When to Say What?

post office boxesOnce upon a time we lived in a world where news was not instantaneous.  We had to wait for the latest fad to make its way from the coasts to the heartland.  We sent letters that took at least three days to reach their destination.  We did not chat, tweet or facebook.  If we lived in a country far away, it might take weeks for news to reach us.  Even when we lived in the same country, we waited for the nightly news or even the newspaper to let us know what happened.  If the news was of a personal nature, the cost of a long distance phone call was weighed against the delay of hastily scribbled note.  Once upon a time that was our world.  That once upon a time wasn’t very long ago.

Today’s news is instantaneous.  The major news stations keep us informed of breaking news with a ribbon of news across the bottom of our TV screens.  We can see things on the internet moments after they happen–or even as they are happening.  Good old fashioned email allows us to get news slightly more slowly than a status update or a tweet.  Long distance phone calls are practically a foreign concept and international calls have been replaced by Skype.

The advent of practically instantaneous communication has definite advantages.  No longer do we receive a letter and need to wonder what has changed between the sender placing it in a mail box and the recipient removing it from another.  We can communicate with some version of a phone call as an incident is still in progress.  I just wonder if we always should.

A few days ago I was chatting on facebook with a good friend who lives half a world a way.  (See?  I’m not a technophobe!)  While we were in the midst of our conversation, she got a phone call from her family letting her know her brother-in-law had just been hit by a car.  And I mean just.  Emergency services hadn’t arrived yet—though I assume they’d been called.  Everyone was still in motion to get her sister to the hospital, to make sure care for her nieces and nephews was covered.  And my friend on the other side of the globe was walloped with this bad news.

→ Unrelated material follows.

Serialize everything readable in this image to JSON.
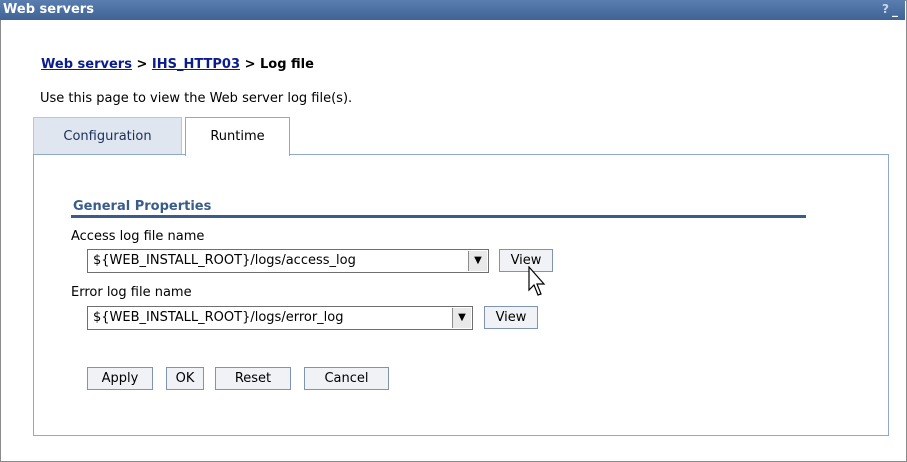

My spiritual side was thankful for the news.  It meant we could both pray for her brother-in-law.  And pray we did.  As my friend became physically ill with concern for her family, I began to wonder if contacting her in the middle of the crisis was the wisest thing.  Within 20 minutes she had news that her brother-in-law was getting lots of stitches and would be bruised, but he was otherwise fine. If she’d found out about the accident at the end of that 20 minutes instead of its beginning, she would’ve still prayed for his complete healing.  She would’ve still been thankful that he wasn’t more seriously injured.  She would not have been ill and distressed all by herself.

When do tell bad news?  When is instantaneous communication a blessing?  When is it a bane?  I’m not sure.  What do you think?